Patterns improve designs by replacing an ad hoc approach with a successful one. Design patterns also promote reuse, which has the immediate benefit of reduced training, implementation and maintenance costs, and longer-term benefits of encouraging and reinforcing consistency and standardization. Reuse at more abstract levels enables interoperability between systems that follow patterns that differ at more concrete levels. The design patterns for information systems and services span the broad “abstraction hierarchy” we’ve talked about when modeling processes. For example, we can describe business activity using: • Business model or organizational patterns: marketplace, auction, supply chain, build to order, drop shipment, vendor managed inventory, etc • Business process patterns: procurement, payment, shipment, reconciliation, etc. • Business information patterns: catalog, purchase order, invoice, etc. and the information components they contain for party, time, location, measurement, etc.
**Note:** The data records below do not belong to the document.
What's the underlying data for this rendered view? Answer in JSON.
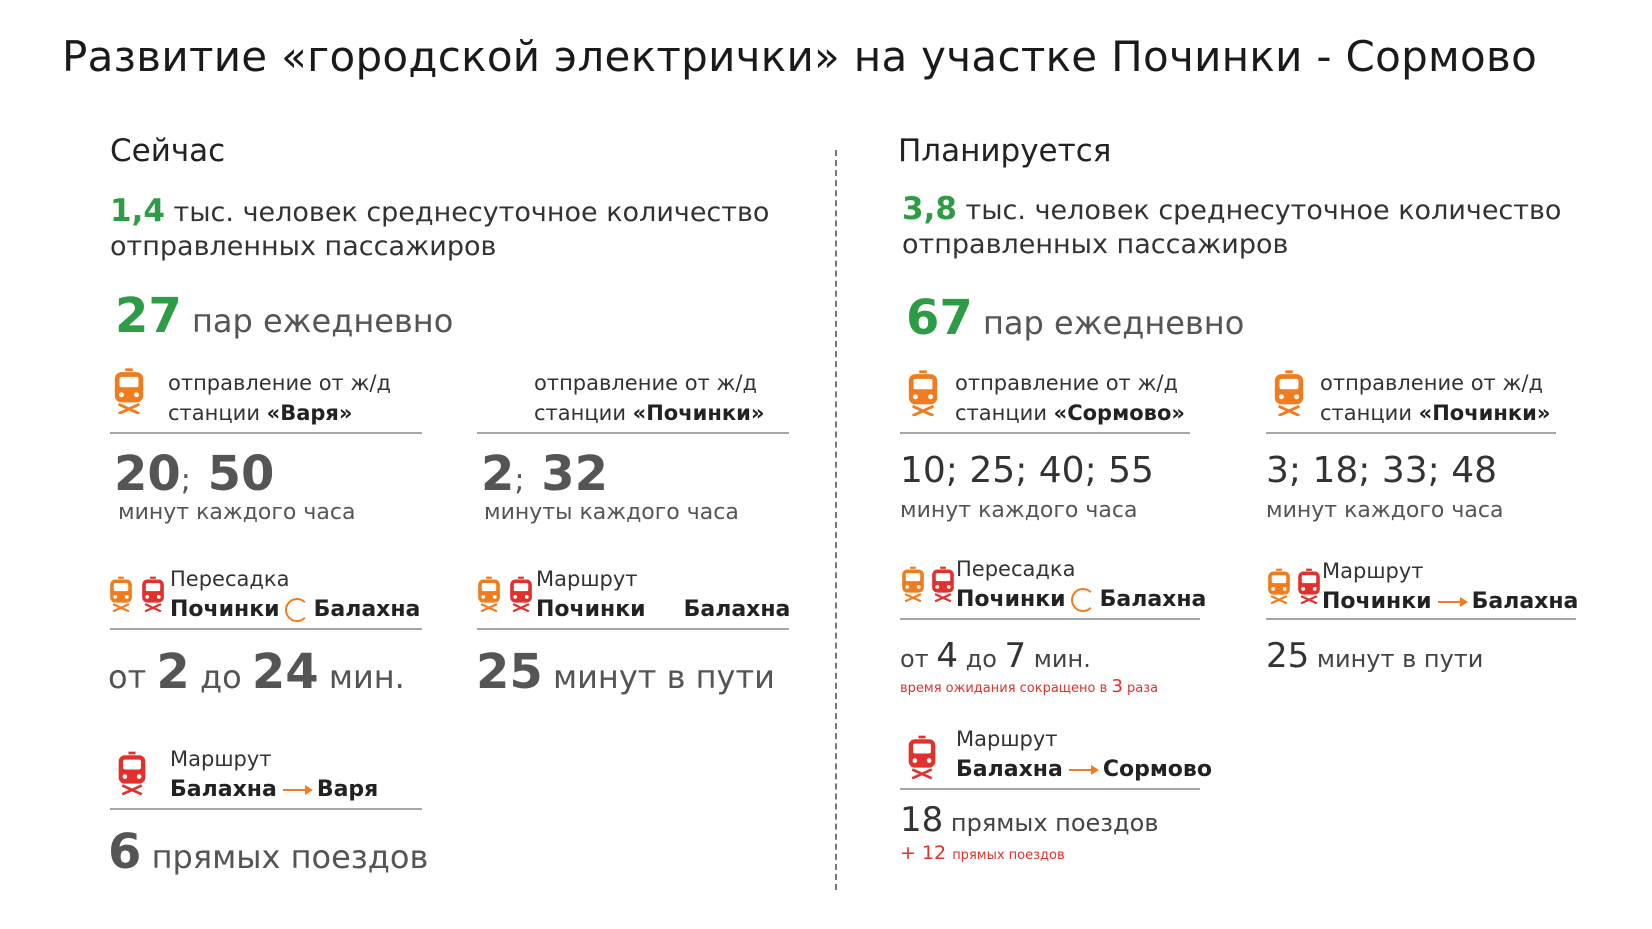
{
  "title": "Развитие «городской электрички» на участке Починки - Сормово",
  "now": {
    "heading": "Сейчас",
    "stat_number": "1,4",
    "stat_text_1": "тыс. человек среднесуточное количество",
    "stat_text_2": "отправленных пассажиров",
    "pairs_number": "27",
    "pairs_text": "пар ежедневно",
    "dep1": {
      "line1": "отправление от ж/д",
      "prefix": "станции",
      "station": "«Варя»",
      "t1": "20",
      "sep": ";",
      "t2": "50",
      "sub": "минут каждого часа"
    },
    "dep2": {
      "line1": "отправление от ж/д",
      "prefix": "станции",
      "station": "«Починки»",
      "t1": "2",
      "sep": ";",
      "t2": "32",
      "sub": "минуты каждого часа"
    },
    "transfer": {
      "label": "Пересадка",
      "from": "Починки",
      "to": "Балахна",
      "pre": "от",
      "n1": "2",
      "mid": "до",
      "n2": "24",
      "unit": "мин."
    },
    "route1": {
      "label": "Маршрут",
      "from": "Починки",
      "to": "Балахна",
      "n": "25",
      "text": "минут в пути"
    },
    "route2": {
      "label": "Маршрут",
      "from": "Балахна",
      "to": "Варя",
      "n": "6",
      "text": "прямых поездов"
    }
  },
  "plan": {
    "heading": "Планируется",
    "stat_number": "3,8",
    "stat_text_1": "тыс. человек среднесуточное количество",
    "stat_text_2": "отправленных пассажиров",
    "pairs_number": "67",
    "pairs_text": "пар ежедневно",
    "dep1": {
      "line1": "отправление от ж/д",
      "prefix": "станции",
      "station": "«Сормово»",
      "times": "10; 25; 40; 55",
      "sub": "минут каждого часа"
    },
    "dep2": {
      "line1": "отправление от ж/д",
      "prefix": "станции",
      "station": "«Починки»",
      "times": "3; 18; 33; 48",
      "sub": "минут каждого часа"
    },
    "transfer": {
      "label": "Пересадка",
      "from": "Починки",
      "to": "Балахна",
      "pre": "от",
      "n1": "4",
      "mid": "до",
      "n2": "7",
      "unit": "мин.",
      "note_pre": "время ожидания сокращено в",
      "note_n": "3",
      "note_post": "раза"
    },
    "route1": {
      "label": "Маршрут",
      "from": "Починки",
      "to": "Балахна",
      "n": "25",
      "text": "минут в пути"
    },
    "route2": {
      "label": "Маршрут",
      "from": "Балахна",
      "to": "Сормово",
      "n": "18",
      "text": "прямых поездов",
      "plus": "+ 12",
      "plus_text": "прямых поездов"
    }
  },
  "colors": {
    "green": "#2e9b45",
    "orange": "#f07c1e",
    "red": "#e0312d"
  },
  "icons": [
    "train-icon",
    "two-trains-icon",
    "arrow-right-icon",
    "transfer-cycle-icon"
  ]
}
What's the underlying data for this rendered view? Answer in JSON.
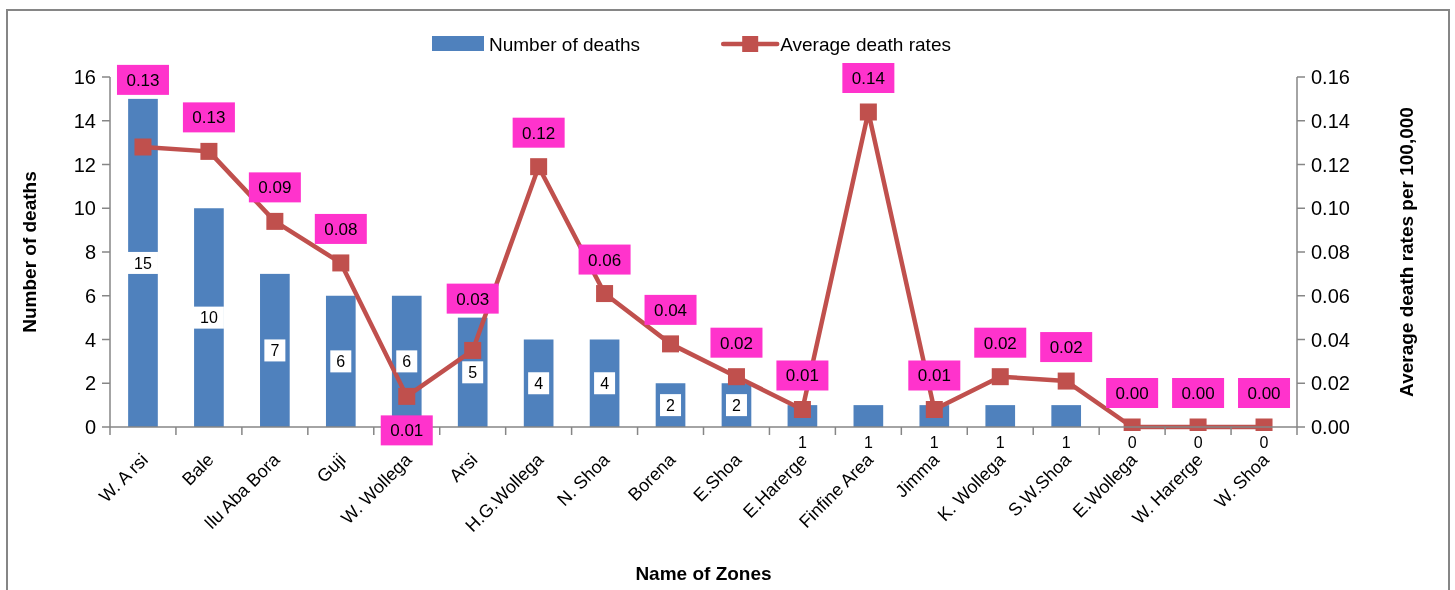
{
  "chart_data": {
    "type": "bar",
    "xlabel": "Name of Zones",
    "ylabel": "Number of deaths",
    "y2label": "Average death rates per 100,000",
    "categories": [
      "W. A rsi",
      "Bale",
      "Ilu Aba Bora",
      "Guji",
      "W. Wollega",
      "Arsi",
      "H.G.Wollega",
      "N. Shoa",
      "Borena",
      "E.Shoa",
      "E.Harerge",
      "Finfine Area",
      "Jimma",
      "K. Wollega",
      "S.W.Shoa",
      "E.Wollega",
      "W. Harerge",
      "W. Shoa"
    ],
    "series": [
      {
        "name": "Number of deaths",
        "color": "#4f81bd",
        "values": [
          15,
          10,
          7,
          6,
          6,
          5,
          4,
          4,
          2,
          2,
          1,
          1,
          1,
          1,
          1,
          0,
          0,
          0
        ],
        "value_labels": [
          "15",
          "10",
          "7",
          "6",
          "6",
          "5",
          "4",
          "4",
          "2",
          "2",
          "1",
          "1",
          "1",
          "1",
          "1",
          "0",
          "0",
          "0"
        ]
      },
      {
        "name": "Average death rates",
        "type": "line",
        "axis": "y2",
        "color": "#c0504d",
        "marker": "square",
        "values": [
          0.128,
          0.126,
          0.094,
          0.075,
          0.014,
          0.035,
          0.119,
          0.061,
          0.038,
          0.023,
          0.008,
          0.144,
          0.008,
          0.023,
          0.021,
          0.0,
          0.0,
          0.0
        ],
        "value_labels": [
          "0.13",
          "0.13",
          "0.09",
          "0.08",
          "0.01",
          "0.03",
          "0.12",
          "0.06",
          "0.04",
          "0.02",
          "0.01",
          "0.14",
          "0.01",
          "0.02",
          "0.02",
          "0.00",
          "0.00",
          "0.00"
        ]
      }
    ],
    "ylim": [
      0,
      16
    ],
    "yticks": [
      0,
      2,
      4,
      6,
      8,
      10,
      12,
      14,
      16
    ],
    "y2lim": [
      0,
      0.16
    ],
    "y2ticks": [
      {
        "value": 0,
        "label": "0.00"
      },
      {
        "value": 0.02,
        "label": "0.02"
      },
      {
        "value": 0.04,
        "label": "0.04"
      },
      {
        "value": 0.06,
        "label": "0.06"
      },
      {
        "value": 0.08,
        "label": "0.08"
      },
      {
        "value": 0.1,
        "label": "0.10"
      },
      {
        "value": 0.12,
        "label": "0.12"
      },
      {
        "value": 0.14,
        "label": "0.14"
      },
      {
        "value": 0.16,
        "label": "0.16"
      }
    ],
    "legend": "top"
  }
}
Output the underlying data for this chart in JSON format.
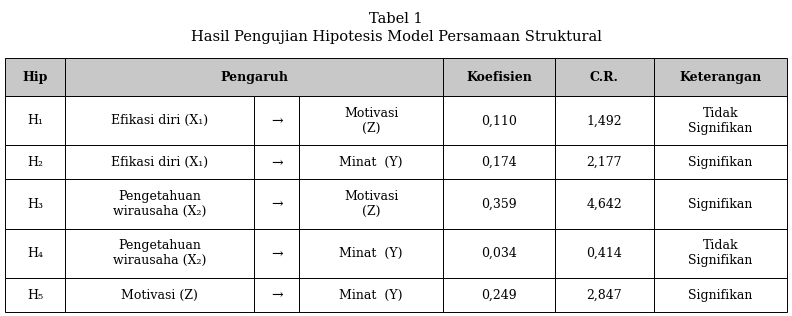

Many design patterns for service experiences are abstract qualitative depictions of the "value chains" that create positive outcomes for customers or other stakeholders. They provide frameworks for design choices that encourage or constrain the experiences, so they can serve as templates for a set of related service offerings that vary in the number or intensity of encounters or co-production. Traditional service design mechanisms like scheduling and demand management can be used as patterns in this way.